The risk score model consisting of eight genes (Disabled homolog 2, Musculin, C-X-C motif chemokine ligand 8, Galectin 3, B-cell-activating transcription factor, Killer cell lectin like receptor B1, Endoglin, and Adenomatosis polyposis coli tumor suppressor) was constructed and validated based on HCC patients who were divided into high- or low-risk group. The receiver operating characteristic curve analysis confirmd the good potency of the risk score prognostic model.

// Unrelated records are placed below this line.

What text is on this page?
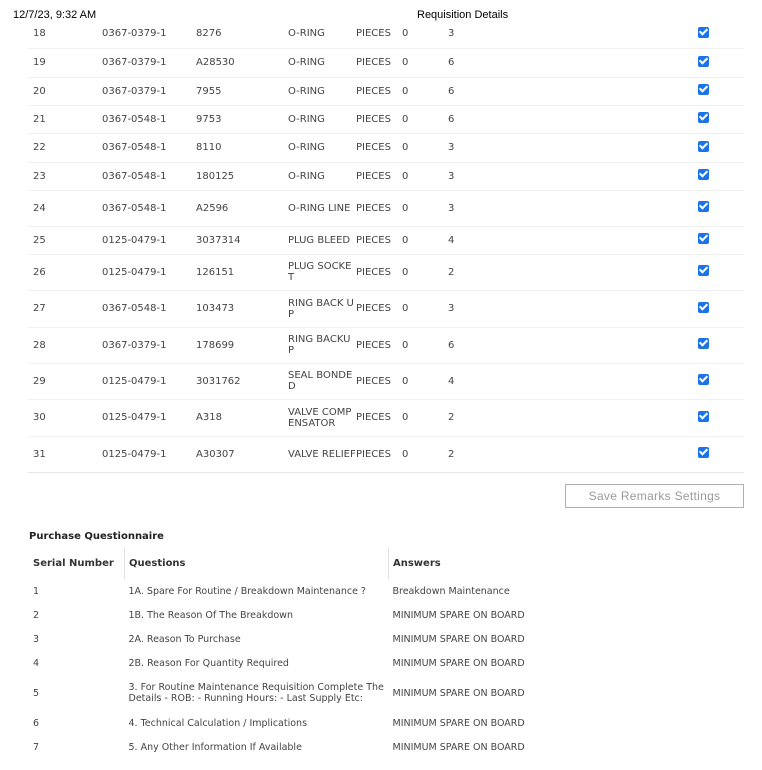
12/7/23, 9:32 AM	Requisition Details
18	0367-0379-1	8276	O-RING	PIECES	0	3	
19	0367-0379-1	A28530	O-RING	PIECES	0	6	
20	0367-0379-1	7955	O-RING	PIECES	0	6	
21	0367-0548-1	9753	O-RING	PIECES	0	6	
22	0367-0548-1	8110	O-RING	PIECES	0	3	
23	0367-0548-1	180125	O-RING	PIECES	0	3	
24	0367-0548-1	A2596	O-RING LINE	PIECES	0	3	
25	0125-0479-1	3037314	PLUG BLEED	PIECES	0	4	
26	0125-0479-1	126151	PLUG SOCKET	PIECES	0	2	
27	0367-0548-1	103473	RING BACK UP	PIECES	0	3	
28	0367-0379-1	178699	RING BACKUP	PIECES	0	6	
29	0125-0479-1	3031762	SEAL BONDED	PIECES	0	4	
30	0125-0479-1	A318	VALVE COMPENSATOR	PIECES	0	2	
31	0125-0479-1	A30307	VALVE RELIEF	PIECES	0	2	
Save Remarks Settings
Purchase Questionnaire
Serial Number	Questions	Answers
1	1A. Spare For Routine / Breakdown Maintenance ?	Breakdown Maintenance
2	1B. The Reason Of The Breakdown	MINIMUM SPARE ON BOARD
3	2A. Reason To Purchase	MINIMUM SPARE ON BOARD
4	2B. Reason For Quantity Required	MINIMUM SPARE ON BOARD
5	3. For Routine Maintenance Requisition Complete The Details - ROB: - Running Hours: - Last Supply Etc:	MINIMUM SPARE ON BOARD
6	4. Technical Calculation / Implications	MINIMUM SPARE ON BOARD
7	5. Any Other Information If Available	MINIMUM SPARE ON BOARD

Moreover, we investigated the relationship between patient risk scores and the expression of common immune checkpoints, and the results showed that the risk score was significantly associated with the expression of Cytotoxic T-Lymphocyte associated protein 4, Programmed cell death 1, and T-cell immunoglobulin mucin receptor 3. To establish a clinically applicable method to assess the prognosis of HCC patients, a nomogram involving risk score and the pathologic stage was formulated.

Research conclusions

Our research established and validated a risk score model that is based on eight immune-related genes to predict the overall survival of HCC, which may help in clinical decision making for individualized treatment. The risk score model and the nomogram will benefit HCC patients through personalized immunotherapy.

Research perspectives

The risk score model provides an immunological viewpoint to clarify the mechanisms that determine the clinical outcome of HCC. Identifying effective molecular biomarkers and predictive markers of immunotherapy is a future direction for improving the effectiveness of immunotherapy.